Dostluk Ticari Bir İlişki Değildir
Konuşmasında dostluğun karşılıklı alıp-verme ilişkisi olmadığını vurgulayan Prof. Dr. Aktay, gerçek dostluğun çoğu zaman vermeye talip olma iradesiyle mümkün olduğunu belirtti. Dostluğun, beklentiler üzerinden değil, fedakârlık üzerinden inşa edildiğini dile getirdi.

İslam’da Dostluk: Düşmandan Kardeşe
İslam düşüncesinde dostluğun mümkün ve dönüştürücü bir ilişki olduğunu ifade eden Aktay, Kur’an-ı Kerim’de geçen “Düşmandınız, Allah kalplerinizi ısındırdı ve kardeş oldunuz” ayetine dikkat çekti. Peygamber Efendimizin Mekke dönemindeki düşmanlarının daha sonra dost, ardından ashab mertebesine yükselmesini, dostluğun en güçlü tarihsel örneklerinden biri olarak değerlendirdi.
Gazze Örneği: Allah İle Dost Olmak
Söyleşide güncel örneklere de yer verildi. Gazze’de yaşananlar üzerinden “Allah ile dost olma” bilinci ele alındı. Aktay, her şeyin Allah’a ait olduğunu idrak eden insanın, kayıplar karşısında sekinet bulabildiğini ve gerçek dostluğun bu teslimiyetle mümkün olduğunu ifade etti.
Dostluk, Uygulanabilir Bir Siyaset Meselesidir
Konuşmasının sonunda Prof. Dr.

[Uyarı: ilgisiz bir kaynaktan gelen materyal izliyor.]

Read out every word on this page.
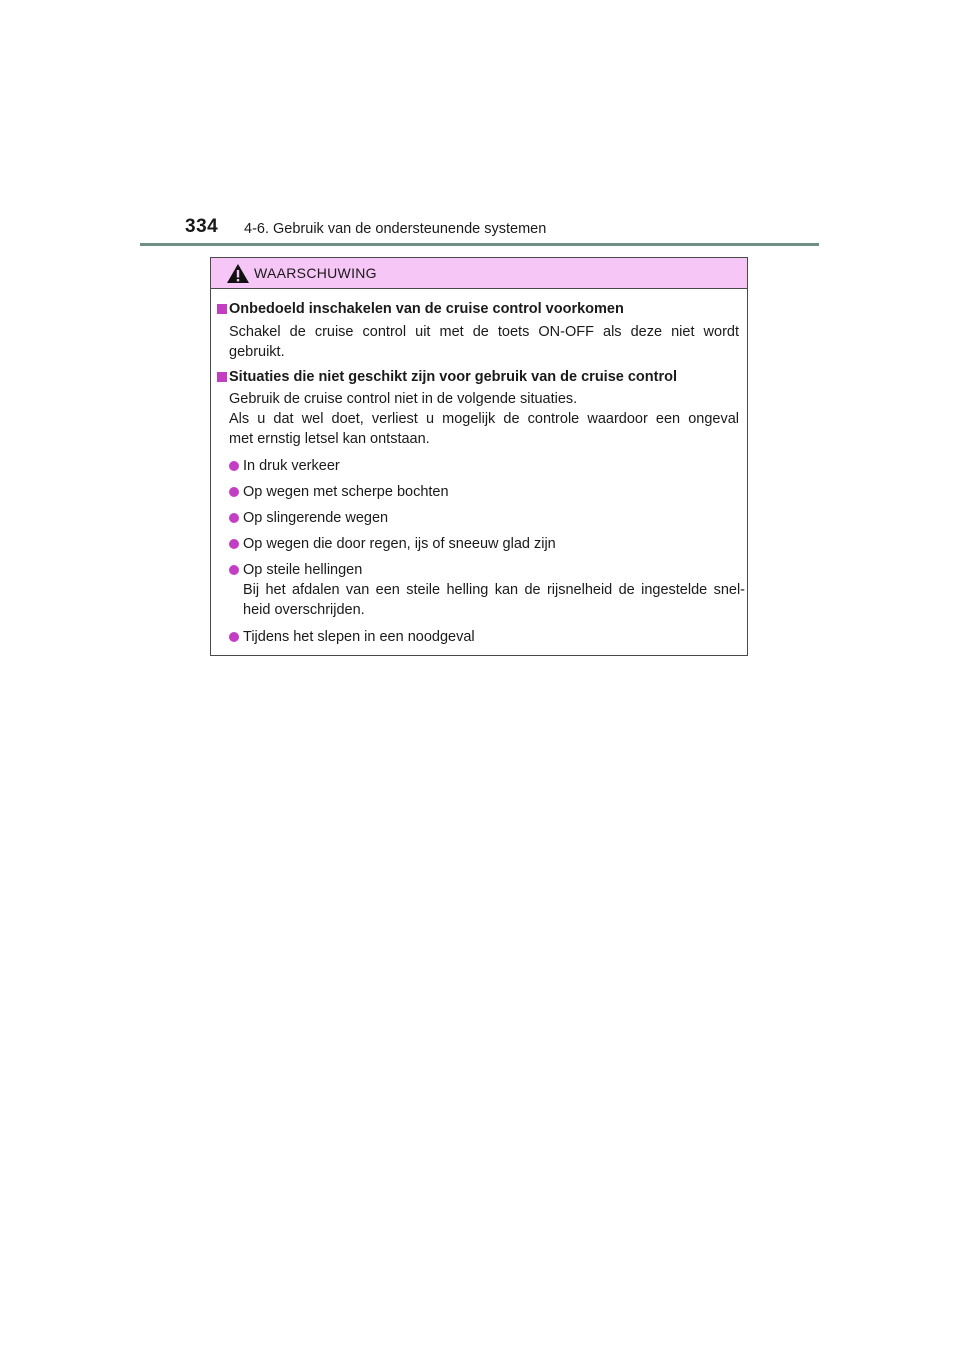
334 4-6. Gebruik van de ondersteunende systemen
WAARSCHUWING
Onbedoeld inschakelen van de cruise control voorkomen
Schakel de cruise control uit met de toets ON-OFF als deze niet wordt
gebruikt.
Situaties die niet geschikt zijn voor gebruik van de cruise control
Gebruik de cruise control niet in de volgende situaties.
Als u dat wel doet, verliest u mogelijk de controle waardoor een ongeval
met ernstig letsel kan ontstaan.
In druk verkeer
Op wegen met scherpe bochten
Op slingerende wegen
Op wegen die door regen, ijs of sneeuw glad zijn
Op steile hellingen
Bij het afdalen van een steile helling kan de rijsnelheid de ingestelde snel-
heid overschrijden.
Tijdens het slepen in een noodgeval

Yasin Aktay, dostluğun sadece bireysel bir erdem değil, aynı zamanda uygulanabilir bir siyaset anlayışı olduğunu vurguladı. “Dostu harcayan bir siyaset, sonunda kendini de tüketir” diyen Aktay, dostluk zeminini kaybeden toplumların birlikte yaşama iradesini de yitirdiğini ifade etti.
Yoğun Katılım ve Dikkatle Takip Edilen Söyleşi
Soru-cevap bölümüyle devam eden program, katılımcıların ilgisiyle zenginleşti. Programın sonunda, İnsaniyet Derneği Başkanı Nil Gülsüm Kurt, Prof. Dr. Yasin Aktay’a teşekkür plaketi takdim etti.
Söyleşi, dostluk kavramını yeniden düşünmeye davet eden güçlü mesajlarla sona erdi.